The Question of Satan
Some might wonder, “If Satan plays such an important part in temptation, then why doesn’t James mention him?”
James’ chief point is to move us from blaming God to putting the full blame for sin on our own lives. If I lusted for a woman, then it was not Playboy, the woman, Satan, or God’s fault, but my own. If James brought up Satan or the world’s association with temptation (1 John 2:15-17) here in James 1, then he would have further confused his audience.
James does believe Satan negatively affects our lives. James 4:7 says, “Submit therefore to God. Resist the devil and he will flee from you.” Satan does tempt. James, however, does not speak about Satan in James 1 because he is convincing us that we are completely responsible for our sins.
Only when we can accept that we are responsible for our sins, can we begin to understand how other factors come into the process of temptation.
James 1:13-15, then is not addressing how we are tempted but the fact that God is absolved from any responsibility for that sin. We sinners are fully responsible for our sins.

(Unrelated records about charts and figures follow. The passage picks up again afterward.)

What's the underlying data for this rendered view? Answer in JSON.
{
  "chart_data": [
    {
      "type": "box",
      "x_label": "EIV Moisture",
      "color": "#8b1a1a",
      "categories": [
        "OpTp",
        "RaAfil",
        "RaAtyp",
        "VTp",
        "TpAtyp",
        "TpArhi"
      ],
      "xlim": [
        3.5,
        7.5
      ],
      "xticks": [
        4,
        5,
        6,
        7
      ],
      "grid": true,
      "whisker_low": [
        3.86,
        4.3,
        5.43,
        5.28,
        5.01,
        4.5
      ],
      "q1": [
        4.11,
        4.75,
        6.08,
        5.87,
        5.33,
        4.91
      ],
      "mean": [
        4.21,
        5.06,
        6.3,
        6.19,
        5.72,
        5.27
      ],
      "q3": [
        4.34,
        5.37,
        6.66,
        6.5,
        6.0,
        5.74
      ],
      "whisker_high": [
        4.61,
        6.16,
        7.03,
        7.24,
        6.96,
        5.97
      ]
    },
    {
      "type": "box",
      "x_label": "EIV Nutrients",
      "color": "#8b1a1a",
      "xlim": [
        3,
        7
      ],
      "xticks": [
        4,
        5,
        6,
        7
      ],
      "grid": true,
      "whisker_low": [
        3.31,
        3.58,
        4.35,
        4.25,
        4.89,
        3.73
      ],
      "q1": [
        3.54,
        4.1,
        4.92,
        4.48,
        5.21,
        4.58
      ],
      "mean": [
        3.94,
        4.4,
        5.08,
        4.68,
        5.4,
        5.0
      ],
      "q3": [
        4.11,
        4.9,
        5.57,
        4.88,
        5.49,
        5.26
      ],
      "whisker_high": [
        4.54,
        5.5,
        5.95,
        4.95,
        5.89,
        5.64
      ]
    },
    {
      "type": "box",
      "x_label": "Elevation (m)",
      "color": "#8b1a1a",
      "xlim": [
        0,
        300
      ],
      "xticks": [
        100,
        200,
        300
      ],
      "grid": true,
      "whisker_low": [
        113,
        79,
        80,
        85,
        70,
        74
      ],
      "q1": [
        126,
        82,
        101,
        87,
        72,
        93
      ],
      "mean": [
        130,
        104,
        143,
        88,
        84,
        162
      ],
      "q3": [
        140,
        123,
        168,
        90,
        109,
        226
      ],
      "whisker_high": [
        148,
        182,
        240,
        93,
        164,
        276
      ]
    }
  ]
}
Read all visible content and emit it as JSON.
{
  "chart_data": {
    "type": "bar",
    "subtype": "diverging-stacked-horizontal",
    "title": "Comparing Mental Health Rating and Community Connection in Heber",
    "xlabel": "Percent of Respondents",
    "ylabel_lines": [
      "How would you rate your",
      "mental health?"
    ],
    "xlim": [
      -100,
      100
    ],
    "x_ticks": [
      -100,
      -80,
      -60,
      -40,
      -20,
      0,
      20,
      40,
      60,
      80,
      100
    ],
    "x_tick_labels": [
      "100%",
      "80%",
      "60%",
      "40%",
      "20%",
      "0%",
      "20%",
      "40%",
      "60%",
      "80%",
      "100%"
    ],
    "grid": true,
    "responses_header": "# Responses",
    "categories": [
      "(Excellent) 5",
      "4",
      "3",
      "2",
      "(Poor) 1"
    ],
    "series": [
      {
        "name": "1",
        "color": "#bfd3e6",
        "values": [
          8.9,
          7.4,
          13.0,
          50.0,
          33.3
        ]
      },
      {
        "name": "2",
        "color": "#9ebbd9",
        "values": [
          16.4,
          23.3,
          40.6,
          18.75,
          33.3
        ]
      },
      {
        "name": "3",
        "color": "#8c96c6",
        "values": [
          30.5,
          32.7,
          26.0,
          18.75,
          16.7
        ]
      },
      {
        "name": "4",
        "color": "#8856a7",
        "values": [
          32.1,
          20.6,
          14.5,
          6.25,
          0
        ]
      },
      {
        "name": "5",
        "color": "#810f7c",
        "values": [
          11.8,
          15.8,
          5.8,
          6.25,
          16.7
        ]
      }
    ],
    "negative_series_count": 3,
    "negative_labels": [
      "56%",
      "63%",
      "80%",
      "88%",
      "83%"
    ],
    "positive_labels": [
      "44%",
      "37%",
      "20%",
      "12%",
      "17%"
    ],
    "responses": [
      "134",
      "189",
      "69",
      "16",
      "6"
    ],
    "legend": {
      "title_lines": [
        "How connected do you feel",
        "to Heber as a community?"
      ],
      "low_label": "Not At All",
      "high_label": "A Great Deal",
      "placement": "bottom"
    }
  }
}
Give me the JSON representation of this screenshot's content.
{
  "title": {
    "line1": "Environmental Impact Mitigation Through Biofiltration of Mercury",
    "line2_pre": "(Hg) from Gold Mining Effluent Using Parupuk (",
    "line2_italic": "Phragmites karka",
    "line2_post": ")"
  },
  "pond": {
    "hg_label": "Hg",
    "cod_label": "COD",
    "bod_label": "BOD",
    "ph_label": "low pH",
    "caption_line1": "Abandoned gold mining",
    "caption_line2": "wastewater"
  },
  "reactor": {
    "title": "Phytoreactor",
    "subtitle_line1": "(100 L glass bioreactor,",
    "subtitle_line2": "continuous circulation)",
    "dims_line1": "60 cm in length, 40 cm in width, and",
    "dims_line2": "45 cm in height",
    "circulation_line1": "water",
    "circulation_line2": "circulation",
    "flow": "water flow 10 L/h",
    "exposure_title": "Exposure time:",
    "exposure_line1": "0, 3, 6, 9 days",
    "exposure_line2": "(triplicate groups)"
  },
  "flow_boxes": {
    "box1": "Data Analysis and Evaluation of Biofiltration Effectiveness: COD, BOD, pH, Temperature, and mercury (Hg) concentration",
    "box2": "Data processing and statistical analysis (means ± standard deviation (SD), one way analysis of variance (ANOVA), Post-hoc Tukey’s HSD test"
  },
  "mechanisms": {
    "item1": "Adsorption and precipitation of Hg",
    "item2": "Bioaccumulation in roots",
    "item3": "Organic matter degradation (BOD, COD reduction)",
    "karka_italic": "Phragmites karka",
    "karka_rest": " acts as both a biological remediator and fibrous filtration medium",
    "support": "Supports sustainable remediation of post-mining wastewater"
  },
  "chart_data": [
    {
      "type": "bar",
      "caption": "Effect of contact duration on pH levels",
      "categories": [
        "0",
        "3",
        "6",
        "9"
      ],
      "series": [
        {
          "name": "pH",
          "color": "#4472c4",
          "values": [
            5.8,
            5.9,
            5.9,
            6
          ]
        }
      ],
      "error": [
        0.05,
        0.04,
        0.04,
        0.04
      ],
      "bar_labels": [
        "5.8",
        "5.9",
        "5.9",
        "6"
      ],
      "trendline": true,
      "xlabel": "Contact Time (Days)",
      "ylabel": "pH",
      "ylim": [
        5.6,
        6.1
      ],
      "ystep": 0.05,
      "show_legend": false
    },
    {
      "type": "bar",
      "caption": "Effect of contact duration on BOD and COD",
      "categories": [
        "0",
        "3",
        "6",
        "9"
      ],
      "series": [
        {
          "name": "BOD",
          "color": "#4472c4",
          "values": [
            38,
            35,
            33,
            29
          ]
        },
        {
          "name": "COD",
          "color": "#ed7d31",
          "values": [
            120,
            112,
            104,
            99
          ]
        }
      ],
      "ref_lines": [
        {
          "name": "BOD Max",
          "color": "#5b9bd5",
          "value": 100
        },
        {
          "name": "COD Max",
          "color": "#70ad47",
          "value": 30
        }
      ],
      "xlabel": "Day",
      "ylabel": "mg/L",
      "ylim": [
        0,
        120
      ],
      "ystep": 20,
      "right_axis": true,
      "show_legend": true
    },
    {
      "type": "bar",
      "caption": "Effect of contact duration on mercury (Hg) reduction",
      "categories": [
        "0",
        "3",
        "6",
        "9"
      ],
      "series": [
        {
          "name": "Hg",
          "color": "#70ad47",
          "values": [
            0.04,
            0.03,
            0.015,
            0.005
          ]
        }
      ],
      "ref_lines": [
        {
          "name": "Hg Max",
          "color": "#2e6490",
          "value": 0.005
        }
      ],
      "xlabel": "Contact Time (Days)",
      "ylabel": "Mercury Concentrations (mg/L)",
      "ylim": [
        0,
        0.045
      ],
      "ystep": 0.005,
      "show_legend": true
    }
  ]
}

You might say, “No, I don’t want to sin.” But think about it, somehow you or I get to be convinced that sin is the best choice. When we choose to follow our sinful desires, it is because we came to think it best. Our belief shifted from God’s will to our own false belief.
We choose to follow our sinful desires because we come to believe they are best.
“Faith’s Triumph Over Temptation” strategically shows how we, as believers, end up sinning—even though we have a holy nature. Our victory over temptation does not come from our personal resolve, though self-discipline can help much. Our most significant opportunity to overcome temptation comes from isolating how the evil one uses lies and deceit (James 1:16) to move us from righteousness (the place where we do not want to sin) to sinfulness (where we are convinced it best to sin).
Bible Study Questions on James 1:13-15
- What is the main point of James in James 1:13-15?
- How does verse 13 confirm that main point?
- What are some reasons people might assert God is partly or wholly responsible for our sins?
- Do you believe that God is somewhat responsible for your sins? Why or why not?
- How does James prove that the sinner is fully responsible for his sins (see 1:14-15)?
- Why do you think James doesn’t mention here Satan’s part in tempting man?
- How do we know Satan is involved in the temptation process?
- Why can we only find forgiveness once we confess the full guilt for our own sin (1 John 1:8-10)?
- The author states, “We choose to follow our desires because we think they are best.” Do you agree? Why or why not?